In general, long-term disability is a better option for people because the coverage lasts longer, and policies tend to be more cost-effective; however, long-term disability polices are more expensive than short-term disability policies. Short-term disability can be a helpful supplement to long-term disability coverage, but it usually is insufficient on its own.
To make sense of the differences between short-term and long-term disability, it is helpful to compare their respective benefit periods, elimination periods, average costs, and how the policies can be obtained. Short-term disability’s benefit period lasts between 3 and 6 months, whereas long-term disability’s benefit period can be 2 years, 5 years, 10 years, or until retirement. The elimination period (the amount of time you have to wait before your disability coverage begins) for short-term disability is less than 14 days; for long-term disability, it can range from 30-720 days, but 90 days is typical. The longer the elimination period, and the longer you go without accessing the benefits of your policy, the less expensive the policy will be. Conversely, the longer the benefit period, the more expensive your policy will be.

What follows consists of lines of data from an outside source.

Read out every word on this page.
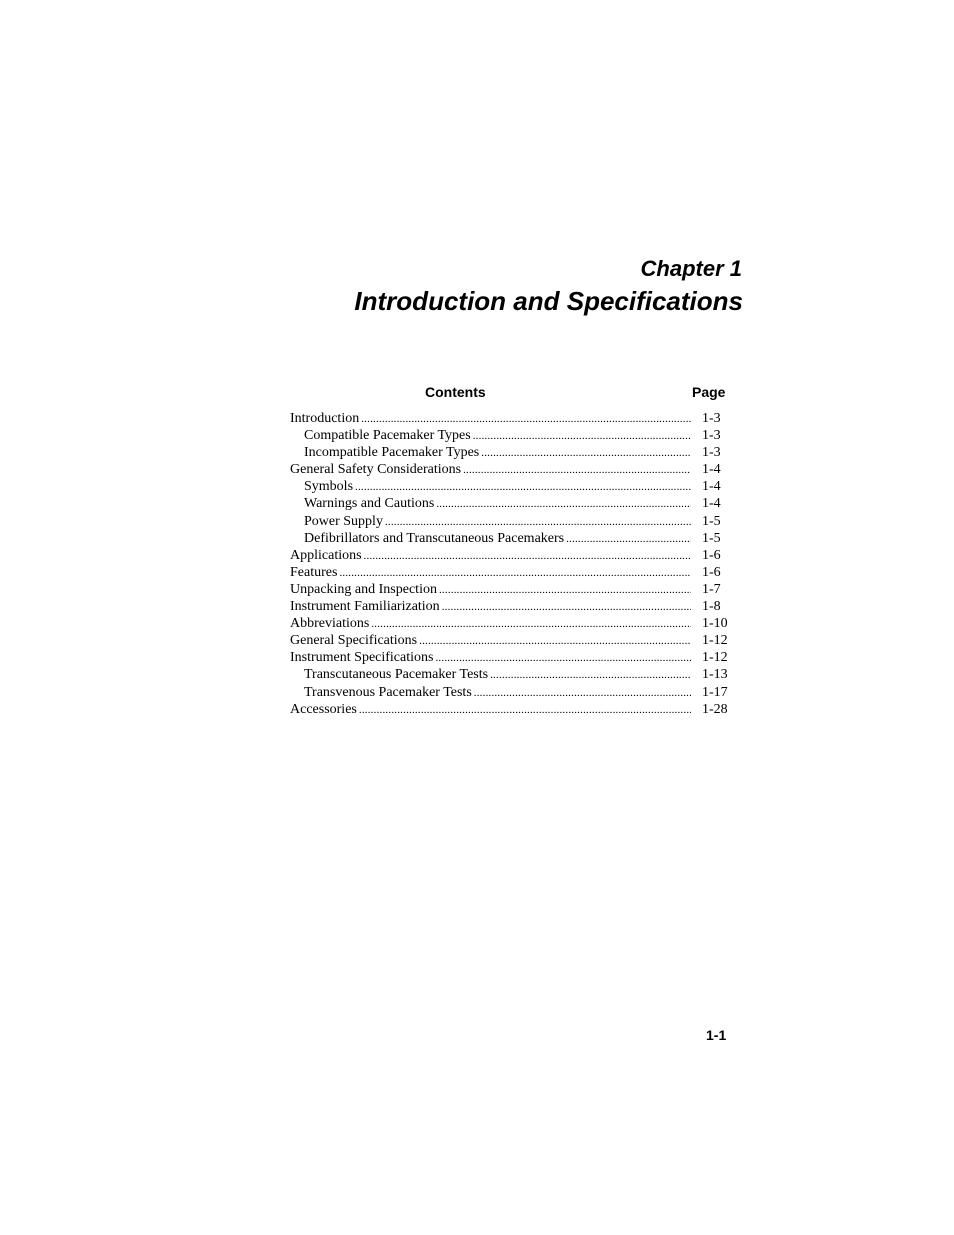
Chapter 1
Introduction and Specifications
Contents	Page
Introduction .....	1-3
Compatible Pacemaker Types .....	1-3
Incompatible Pacemaker Types .....	1-3
General Safety Considerations .....	1-4
Symbols .....	1-4
Warnings and Cautions .....	1-4
Power Supply .....	1-5
Defibrillators and Transcutaneous Pacemakers .....	1-5
Applications .....	1-6
Features .....	1-6
Unpacking and Inspection .....	1-7
Instrument Familiarization .....	1-8
Abbreviations .....	1-10
General Specifications .....	1-12
Instrument Specifications .....	1-12
Transcutaneous Pacemaker Tests .....	1-13
Transvenous Pacemaker Tests .....	1-17
Accessories .....	1-28
1-1
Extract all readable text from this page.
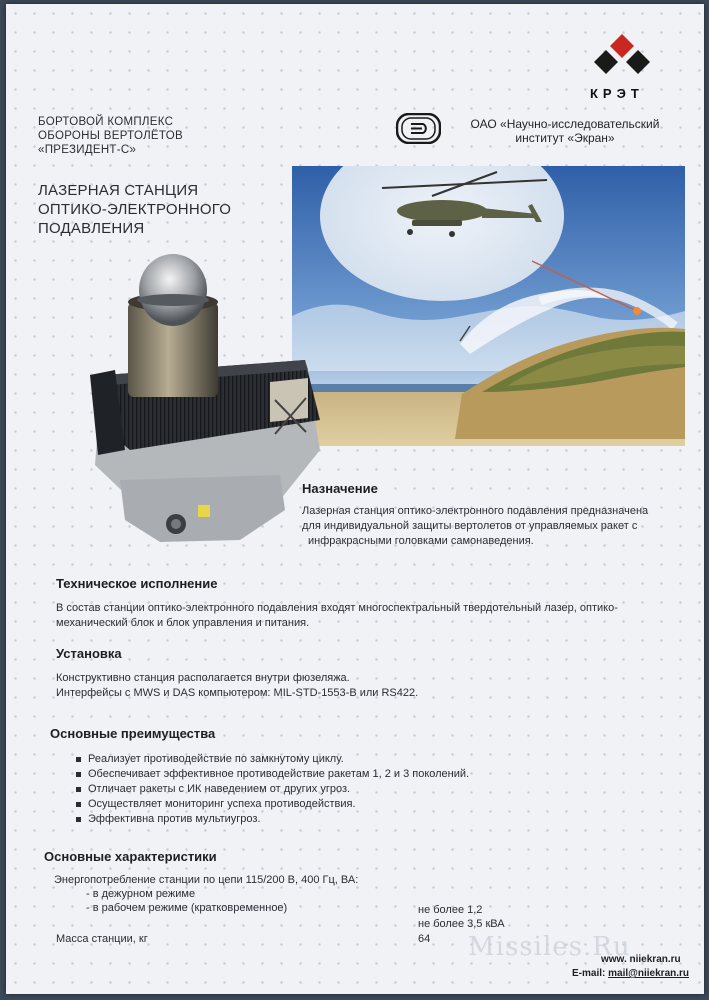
КРЭТ
БОРТОВОЙ КОМПЛЕКС
ОБОРОНЫ ВЕРТОЛЁТОВ
«ПРЕЗИДЕНТ-С»
ОАО «Научно-исследовательский
институт «Экран»
ЛАЗЕРНАЯ СТАНЦИЯ
ОПТИКО-ЭЛЕКТРОННОГО
ПОДАВЛЕНИЯ
Назначение
Лазерная станция оптико-электронного подавления предназначена
для индивидуальной защиты вертолетов от управляемых ракет с
инфракрасными головками самонаведения.
Техническое исполнение
В состав станции оптико-электронного подавления входят многоспектральный твердотельный лазер, оптико-
механический блок и блок управления и питания.
Установка
Конструктивно станция располагается внутри фюзеляжа.
Интерфейсы с MWS и DAS компьютером: MIL-STD-1553-B или RS422.
Основные преимущества
Реализует противодействие по замкнутому циклу.
Обеспечивает эффективное противодействие ракетам 1, 2 и 3 поколений.
Отличает ракеты с ИК наведением от других угроз.
Осуществляет мониторинг успеха противодействия.
Эффективна против мультиугроз.
Основные характеристики
Энергопотребление станции по цепи 115/200 В, 400 Гц, ВА:
- в дежурном режиме
- в рабочем режиме (кратковременное)
Масса станции, кг
не более 1,2
не более 3,5 кВА
64 Missiles.Ru
www. niiekran.ru
E-mail: mail@niiekran.ru
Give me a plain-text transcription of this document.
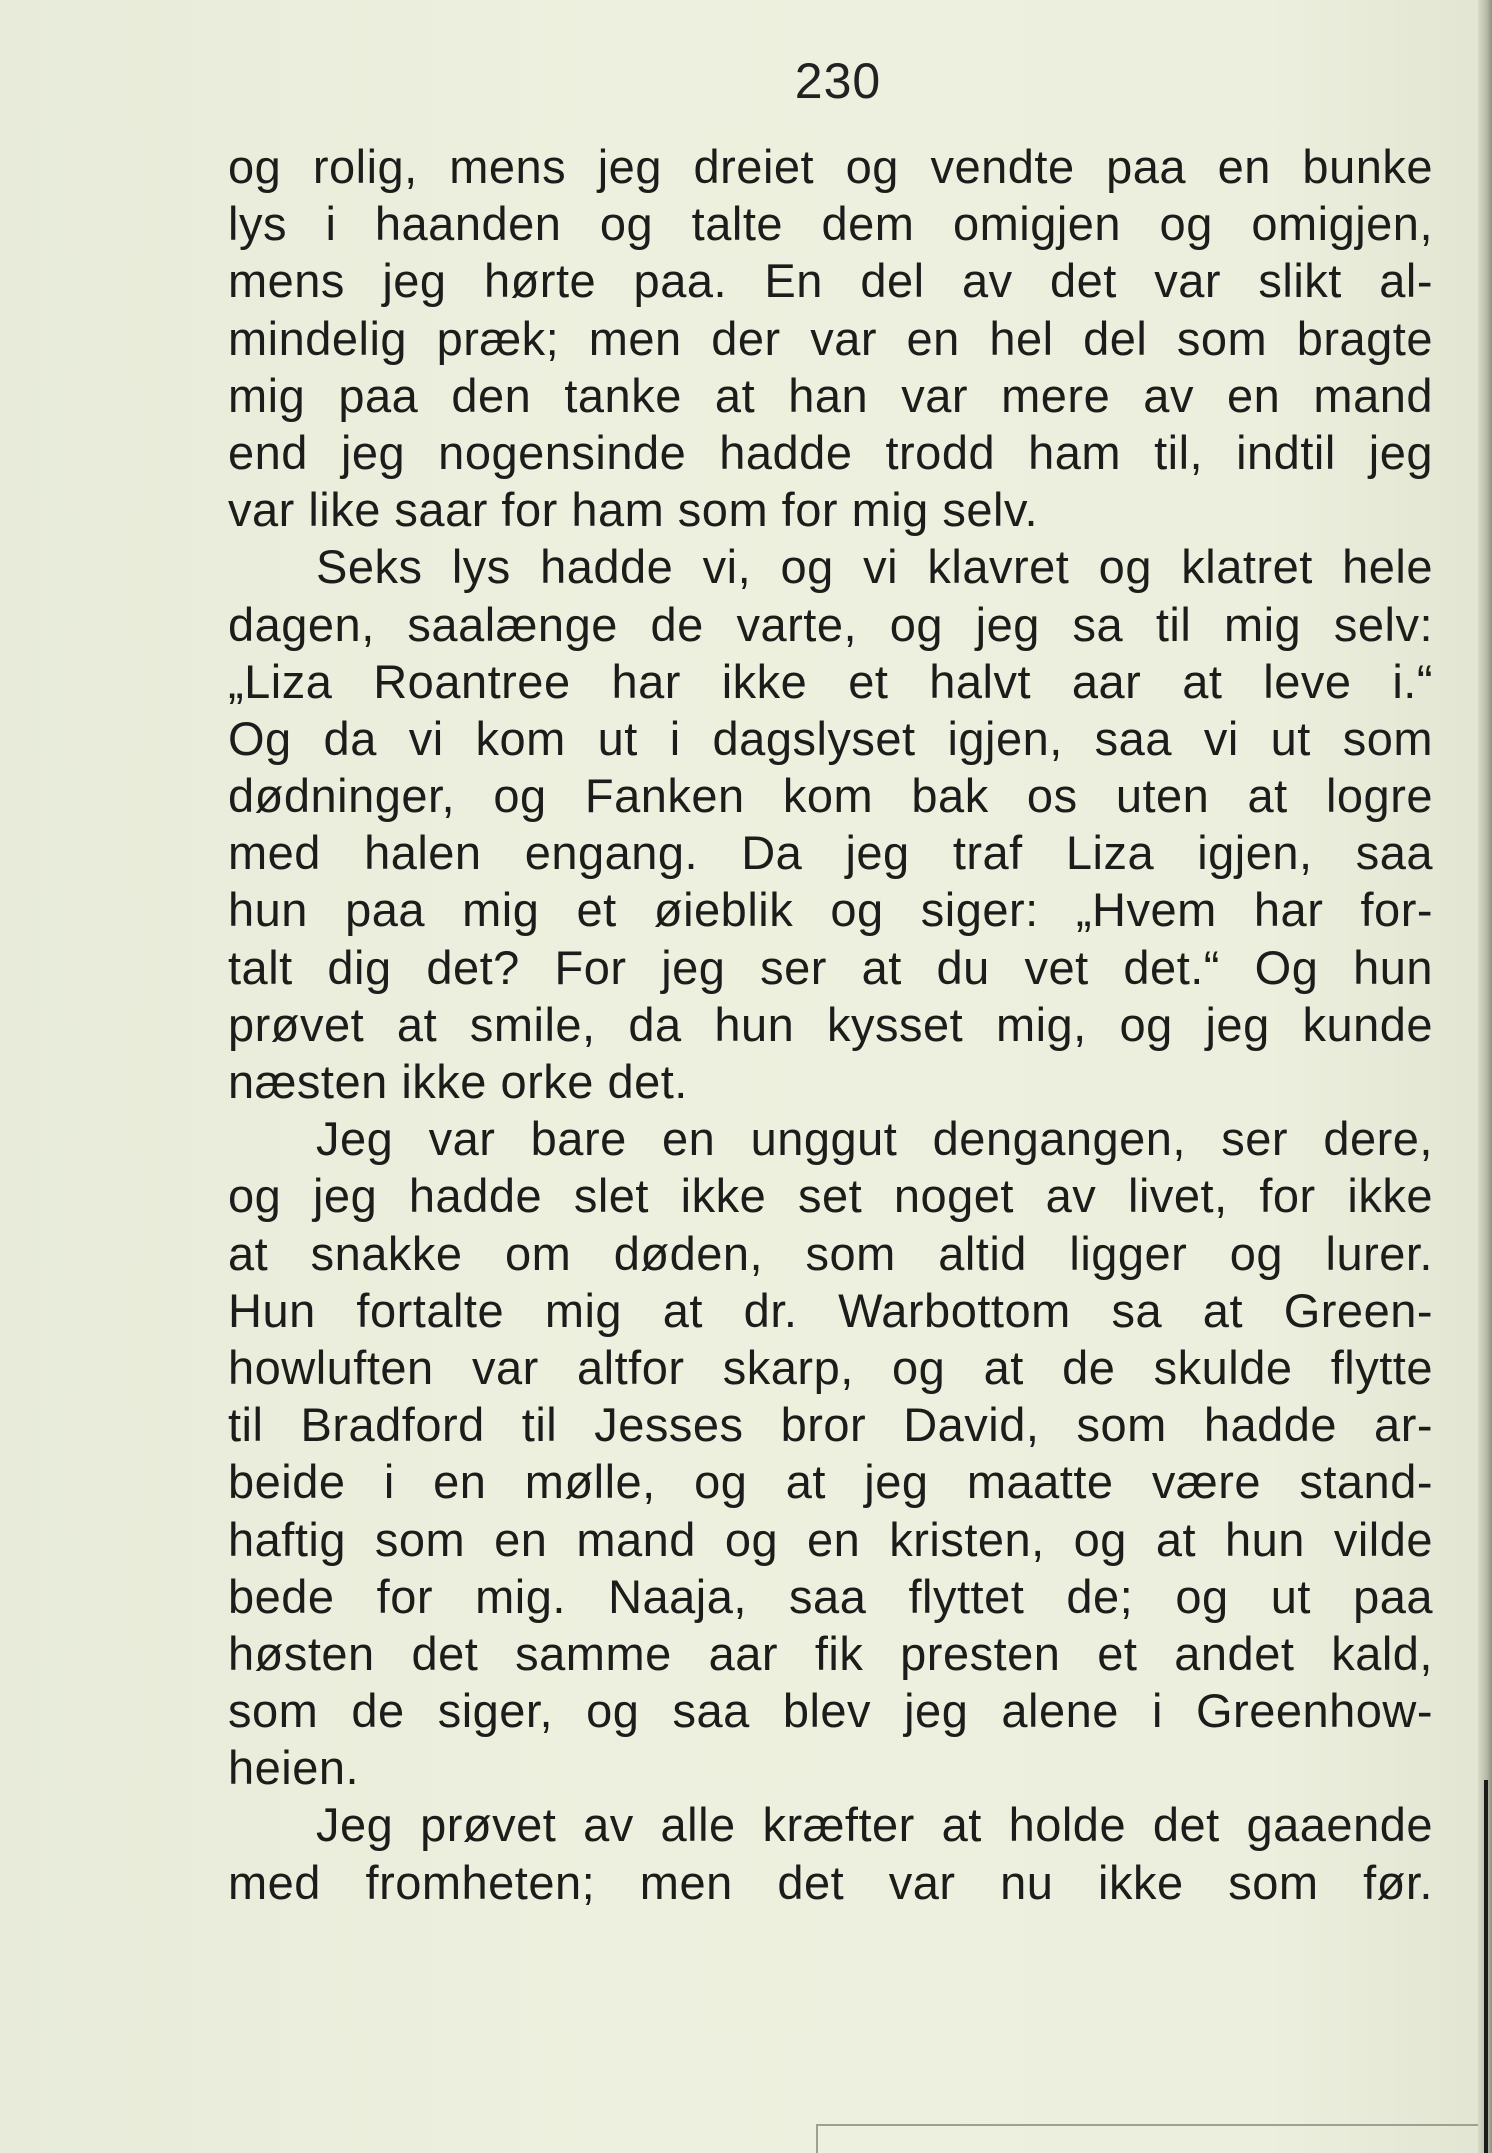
230
og rolig, mens jeg dreiet og vendte paa en bunke
lys i haanden og talte dem omigjen og omigjen,
mens jeg hørte paa. En del av det var slikt al-
mindelig præk; men der var en hel del som bragte
mig paa den tanke at han var mere av en mand
end jeg nogensinde hadde trodd ham til, indtil jeg
var like saar for ham som for mig selv.
Seks lys hadde vi, og vi klavret og klatret hele
dagen, saalænge de varte, og jeg sa til mig selv:
„Liza Roantree har ikke et halvt aar at leve i.“
Og da vi kom ut i dagslyset igjen, saa vi ut som
dødninger, og Fanken kom bak os uten at logre
med halen engang. Da jeg traf Liza igjen, saa
hun paa mig et øieblik og siger: „Hvem har for-
talt dig det? For jeg ser at du vet det.“ Og hun
prøvet at smile, da hun kysset mig, og jeg kunde
næsten ikke orke det.
Jeg var bare en unggut dengangen, ser dere,
og jeg hadde slet ikke set noget av livet, for ikke
at snakke om døden, som altid ligger og lurer.
Hun fortalte mig at dr. Warbottom sa at Green-
howluften var altfor skarp, og at de skulde flytte
til Bradford til Jesses bror David, som hadde ar-
beide i en mølle, og at jeg maatte være stand-
haftig som en mand og en kristen, og at hun vilde
bede for mig. Naaja, saa flyttet de; og ut paa
høsten det samme aar fik presten et andet kald,
som de siger, og saa blev jeg alene i Greenhow-
heien.
Jeg prøvet av alle kræfter at holde det gaaende
med fromheten; men det var nu ikke som før.
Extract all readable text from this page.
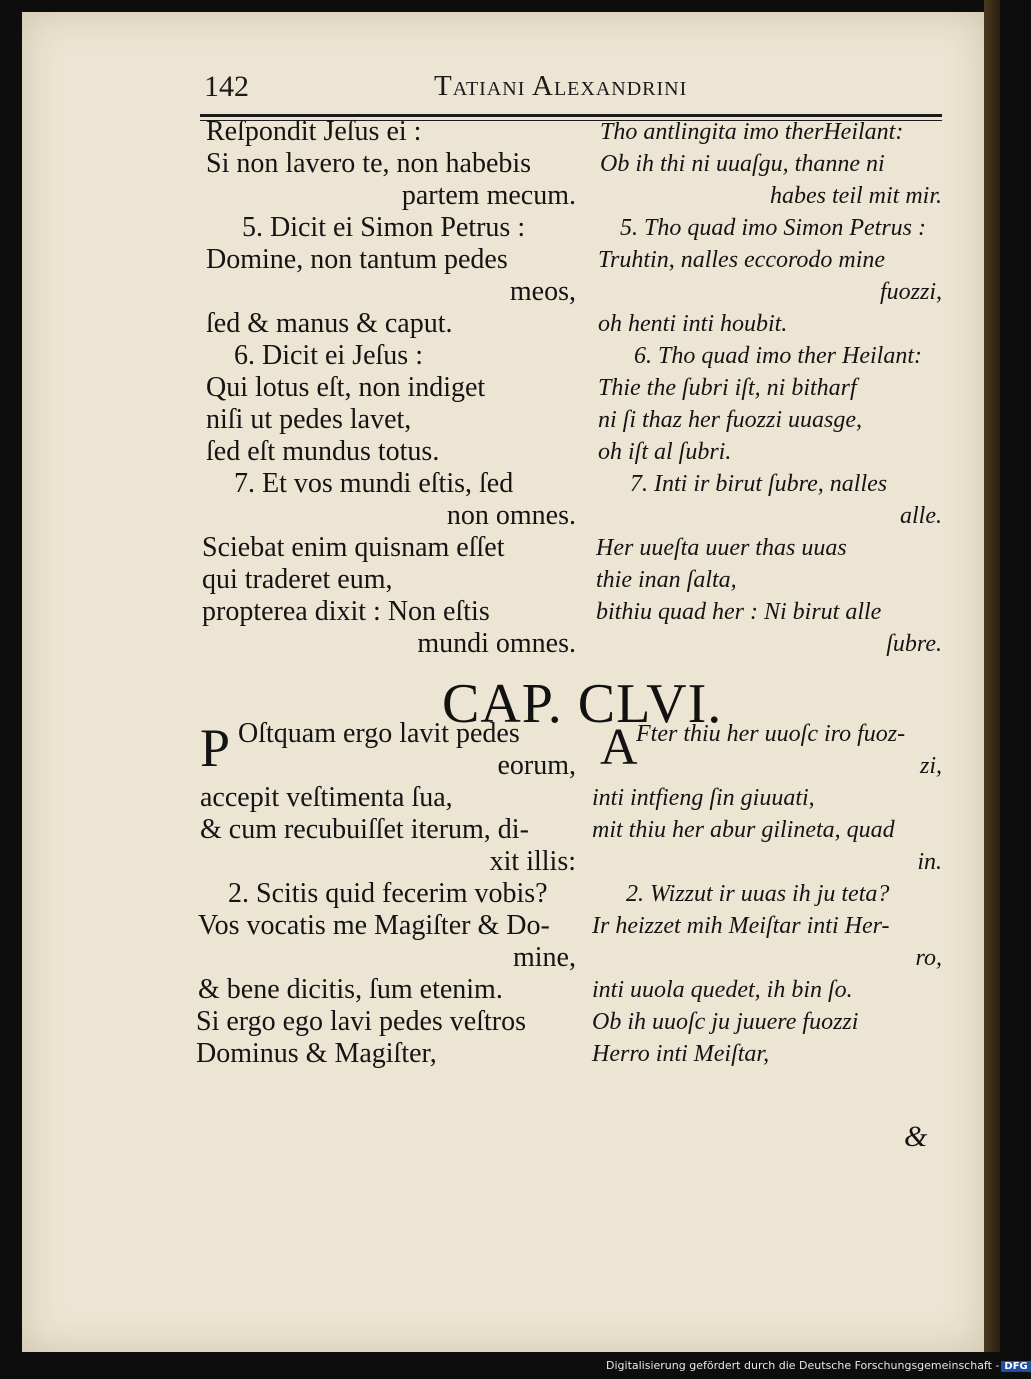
142	Tatiani Alexandrini
Reſpondit Jeſus ei :
Si non lavero te, non habebis
partem mecum.
5. Dicit ei Simon Petrus :
Domine, non tantum pedes
meos,
ſed & manus & caput.
6. Dicit ei Jeſus :
Qui lotus eſt, non indiget
niſi ut pedes lavet,
ſed eſt mundus totus.
7. Et vos mundi eſtis, ſed
non omnes.
Sciebat enim quisnam eſſet
qui traderet eum,
propterea dixit : Non eſtis
mundi omnes.
Tho antlingita imo therHeilant:
Ob ih thi ni uuaſgu, thanne ni
habes teil mit mir.
5. Tho quad imo Simon Petrus :
Truhtin, nalles eccorodo mine
fuozzi,
oh henti inti houbit.
6. Tho quad imo ther Heilant:
Thie the ſubri iſt, ni bitharf
ni ſi thaz her fuozzi uuasge,
oh iſt al ſubri.
7. Inti ir birut ſubre, nalles
alle.
Her uueſta uuer thas uuas
thie inan ſalta,
bithiu quad her : Ni birut alle
ſubre.
CAP. CLVI.
P Oſtquam ergo lavit pedes
eorum,
accepit veſtimenta ſua,
& cum recubuiſſet iterum, di-
xit illis:
2. Scitis quid fecerim vobis?
Vos vocatis me Magiſter & Do-
mine,
& bene dicitis, ſum etenim.
Si ergo ego lavi pedes veſtros
Dominus & Magiſter,
A
Fter thiu her uuoſc iro fuoz-
zi,
inti intfieng ſin giuuati,
mit thiu her abur gilineta, quad
in.
2. Wizzut ir uuas ih ju teta?
Ir heizzet mih Meiſtar inti Her-
ro,
inti uuola quedet, ih bin ſo.
Ob ih uuoſc ju juuere fuozzi
Herro inti Meiſtar,
&
Digitalisierung gefördert durch die Deutsche Forschungsgemeinschaft - DFG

Another difference between short-term and long-term disability is the purpose behind each. Shot-term disability is designed to pay a portion of your income for a short period of time after your sick leave runs out. These policies typically do not cover a work-related injury, but they frequently cover other disabling injuries, childbirth, and prolonged illnesses. Long-term disability, on the other hand, usually provides coverage until you return to work, you are no longer disabled, or you reach retirement age under Social Security.
The average cost for both kinds of disability policies is 1-3% of your annual salary. Both policies are usually employer-sponsored, but you can purchase long-term disability coverage from a private carrier as well. Employer-sponsored policies can be handy and cost-effective, but remember that your coverage disappears if you are fired or choose to leave. Your employer might give you the opportunity to purchase the same policy on your own, but it will likely be significantly more expensive.
The average disability lasts three years, so you can see why short-term disability coverage is frequently insufficient and is most beneficial as a supplement to a long-term disability policy. Another difference between short-term and long-term disability coverage is that short-term disability policies usually provide 80% of your income, and long-term disability policies typically provide 60%. Unlike wages, however, disability benefits are not taxed.
If you are in the market for a disability policy, remember that there are a few factors that will contribute to the cost of your policy, regardless of whether it is a short-term or long-term policy. The most important ones are your occupation, health, age, and location. Make sure you review the potential providers. Only choose one that has high ratings from AM Best or the Better Business Bureau.